I woke up to flurry of comments on Facebook and Twitter today over the freezing of the bank account of Ekiti State governor, Ayodele Fayose. Some comments were precipitated by my earlier post in which I likened the government’s action to an executive rascality committed under the immediate-past administration of President Goodluck Jonathan against some serving governors.
I had a plan to travel today but I shelved the journey ostensibly to research and seek legal explanations on the propriety or otherwise of the EFCC’s action.
From Lahadin Makole to Onitsha market brands of hackneyed legal arguments, lawyers and non lawyers slugged it out, mostly in defence of the illegality. While some people argued Buhari is not the EFCC (and so actions of the commission MUST not be tied to Buhari), others were quick to prepare Indomie legal provisions for instant satiation of their bigoted ego.
My conscience is still not mangled enough to keep mum in the face of violation of citizens rights. Fayose is first a human, a Nigerian citizen before being a governor operating an account with slush funds.
So I consulted and got varied opinions. Among those I sought legal interpretations from, are a former chairman of the EFCC and three other lawyers. Their opinions differ, anyway.
Although I am not a lawyer, I know for certain the Nigerian constitution is neither a nuclear code booklet nor it is written in Mandarin that ordinary person like me cannot own and make sense of.
The fact of the matter is that EFCC does not have the right to freeze anybody’s account without a court order, and an order of the court can not be issued against a sitting governor. From what I read in the EFCC Act, the commission is only empowered by law to seek order of freezing account after arrest of the suspect.
Section 28 of the EFCC Act says “Where a person is ARRESTED for an offence under this Act, the Commission shall immediately trace and attach all the assets and properties of the person acquired as a result of such economic and financial crime and shall thereafter cause to be obtained an interim attachment order from the Court.” (Emphasis mine)

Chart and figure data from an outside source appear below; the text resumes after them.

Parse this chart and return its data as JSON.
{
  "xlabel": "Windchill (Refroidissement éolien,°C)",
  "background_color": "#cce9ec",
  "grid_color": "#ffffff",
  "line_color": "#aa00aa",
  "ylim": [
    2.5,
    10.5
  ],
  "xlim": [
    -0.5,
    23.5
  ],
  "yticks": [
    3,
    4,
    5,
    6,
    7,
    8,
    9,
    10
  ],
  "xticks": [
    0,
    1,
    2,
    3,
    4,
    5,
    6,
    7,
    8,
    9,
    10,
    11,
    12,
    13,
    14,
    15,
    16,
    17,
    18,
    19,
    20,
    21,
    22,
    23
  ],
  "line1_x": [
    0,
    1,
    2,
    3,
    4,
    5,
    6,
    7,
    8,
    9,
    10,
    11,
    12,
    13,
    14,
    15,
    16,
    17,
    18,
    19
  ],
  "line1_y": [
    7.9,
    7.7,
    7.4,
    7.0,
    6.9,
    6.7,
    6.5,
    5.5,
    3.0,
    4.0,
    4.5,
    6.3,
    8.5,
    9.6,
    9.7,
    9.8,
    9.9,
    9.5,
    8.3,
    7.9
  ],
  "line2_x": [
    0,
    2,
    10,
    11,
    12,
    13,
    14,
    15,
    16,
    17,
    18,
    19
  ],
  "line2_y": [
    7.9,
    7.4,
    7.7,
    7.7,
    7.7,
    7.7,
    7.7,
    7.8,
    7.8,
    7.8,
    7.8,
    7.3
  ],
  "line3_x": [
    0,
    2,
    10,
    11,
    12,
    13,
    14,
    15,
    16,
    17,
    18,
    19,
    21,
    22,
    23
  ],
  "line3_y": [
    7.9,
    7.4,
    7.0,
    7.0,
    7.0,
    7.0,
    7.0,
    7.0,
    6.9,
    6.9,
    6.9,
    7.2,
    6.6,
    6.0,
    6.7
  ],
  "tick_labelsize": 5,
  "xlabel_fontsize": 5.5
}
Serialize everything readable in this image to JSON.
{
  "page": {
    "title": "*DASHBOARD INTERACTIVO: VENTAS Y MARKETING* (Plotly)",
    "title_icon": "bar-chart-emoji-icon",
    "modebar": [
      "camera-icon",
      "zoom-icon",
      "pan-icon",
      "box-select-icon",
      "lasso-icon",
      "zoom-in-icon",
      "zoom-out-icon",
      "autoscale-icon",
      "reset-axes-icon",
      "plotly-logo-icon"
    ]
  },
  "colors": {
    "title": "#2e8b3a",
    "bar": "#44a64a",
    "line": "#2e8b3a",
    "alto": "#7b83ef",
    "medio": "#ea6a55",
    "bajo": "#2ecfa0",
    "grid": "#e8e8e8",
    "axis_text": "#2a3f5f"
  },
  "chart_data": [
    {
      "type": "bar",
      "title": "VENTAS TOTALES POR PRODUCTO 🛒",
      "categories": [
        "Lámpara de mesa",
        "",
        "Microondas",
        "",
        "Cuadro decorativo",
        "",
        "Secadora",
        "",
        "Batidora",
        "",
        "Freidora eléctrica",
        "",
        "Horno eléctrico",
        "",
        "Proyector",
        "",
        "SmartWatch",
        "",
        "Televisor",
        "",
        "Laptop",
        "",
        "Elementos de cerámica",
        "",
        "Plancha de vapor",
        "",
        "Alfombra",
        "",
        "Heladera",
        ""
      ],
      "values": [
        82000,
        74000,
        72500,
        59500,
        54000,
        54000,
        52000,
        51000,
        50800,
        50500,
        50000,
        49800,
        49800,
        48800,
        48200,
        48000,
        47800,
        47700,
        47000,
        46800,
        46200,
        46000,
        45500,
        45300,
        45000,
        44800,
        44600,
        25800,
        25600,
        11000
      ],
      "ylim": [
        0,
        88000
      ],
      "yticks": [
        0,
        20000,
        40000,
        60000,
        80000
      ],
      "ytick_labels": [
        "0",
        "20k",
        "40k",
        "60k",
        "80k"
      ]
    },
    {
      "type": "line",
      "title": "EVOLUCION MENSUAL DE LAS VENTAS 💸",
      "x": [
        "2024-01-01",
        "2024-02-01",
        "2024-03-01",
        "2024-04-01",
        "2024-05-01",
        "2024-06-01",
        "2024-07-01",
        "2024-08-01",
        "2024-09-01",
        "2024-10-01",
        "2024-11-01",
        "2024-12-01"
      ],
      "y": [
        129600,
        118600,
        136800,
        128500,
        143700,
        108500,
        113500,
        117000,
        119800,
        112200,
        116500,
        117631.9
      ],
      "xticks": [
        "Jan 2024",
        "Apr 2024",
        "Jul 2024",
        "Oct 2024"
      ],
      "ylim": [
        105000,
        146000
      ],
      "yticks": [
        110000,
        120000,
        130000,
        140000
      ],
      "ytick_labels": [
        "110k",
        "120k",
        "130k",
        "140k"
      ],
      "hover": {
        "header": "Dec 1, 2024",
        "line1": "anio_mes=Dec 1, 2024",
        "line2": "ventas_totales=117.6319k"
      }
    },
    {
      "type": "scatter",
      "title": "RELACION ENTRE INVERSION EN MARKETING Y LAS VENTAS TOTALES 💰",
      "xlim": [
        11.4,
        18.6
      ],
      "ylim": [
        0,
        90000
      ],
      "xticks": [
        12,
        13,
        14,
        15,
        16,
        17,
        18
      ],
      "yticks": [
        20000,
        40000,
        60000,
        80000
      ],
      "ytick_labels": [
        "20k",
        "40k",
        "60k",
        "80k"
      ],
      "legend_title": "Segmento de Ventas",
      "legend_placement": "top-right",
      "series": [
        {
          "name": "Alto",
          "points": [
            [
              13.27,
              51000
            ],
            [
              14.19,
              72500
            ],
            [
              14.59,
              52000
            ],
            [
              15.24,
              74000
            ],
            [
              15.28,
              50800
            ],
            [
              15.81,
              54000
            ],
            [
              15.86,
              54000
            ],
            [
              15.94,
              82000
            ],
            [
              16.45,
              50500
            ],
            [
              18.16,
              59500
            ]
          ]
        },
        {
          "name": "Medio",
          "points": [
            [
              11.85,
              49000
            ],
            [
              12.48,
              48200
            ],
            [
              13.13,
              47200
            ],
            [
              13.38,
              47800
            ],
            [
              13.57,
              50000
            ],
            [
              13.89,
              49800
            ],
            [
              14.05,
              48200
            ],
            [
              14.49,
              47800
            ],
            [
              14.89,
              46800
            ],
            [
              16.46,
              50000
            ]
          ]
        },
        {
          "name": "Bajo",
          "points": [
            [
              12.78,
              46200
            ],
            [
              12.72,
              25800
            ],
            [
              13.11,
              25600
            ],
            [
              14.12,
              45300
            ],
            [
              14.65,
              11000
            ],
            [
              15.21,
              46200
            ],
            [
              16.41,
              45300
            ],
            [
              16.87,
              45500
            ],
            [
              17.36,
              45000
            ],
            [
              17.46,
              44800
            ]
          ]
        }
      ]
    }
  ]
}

My layman interpretation is bolstered by the Court of Appeal judgment in Dangabar vs FRN. In its judgment, the court says: “In Nigeria, Sections 28 and 29 of the EFCC Act empowers the Commission upon the ARREST of any person suspected to have committed economic and financial crimes to first administratively trace and attach all the assets and properties of the accused person and cause, by way of an ex-parte application, an interim order of attachment or forfeiture to be obtained in Court in respect of the assets.” (Emphasis mine).
Was Fayose arrested before freezing his account? Any ambiguity in this provision?
Section 308 (1) (a) of the Nigerian Constitution provides that no suit can be instituted against an incumbent governor in any Nigerian court. At this alone, EFCC lacks the sui juris to seek order to block Fayose’s account. By this, one may rightly say that any order against a sitting is crass illegality.
Two years ago, Jonathan sealed Akure airport to prevent APC governors, Ameachi, Kwankwaso, Wammako and Oshiomhole, from attending Governor Fayemi’s rally in Ado-Ekiti. Conscientious Nigerians spoke against the government’s action, heaping all manner of blames and abuses on the president’s table. Today it is sacrilege to speak according to the dictates of your conscience, provided it is against President Buhari.
President Buhari swore to protect the rights all citizens of Nigeria and respect the rule of law. But instances of such violations are as myriad as his failed promises.
While the governor’s defamatory statements and total show of disrespect against the president and his family are condemnable, the government’s total disregard for the law in this regard is equally condemnable.
Agreed there is illegal transcation in Fayose’s account but that is not how to go about it. Freezing his account and restricting his foreign travels, are illegalities not expected to happen under someone who garnished his campaign promises with the mantra of protection of citizens rights — clearly to cloak his dictatorial past.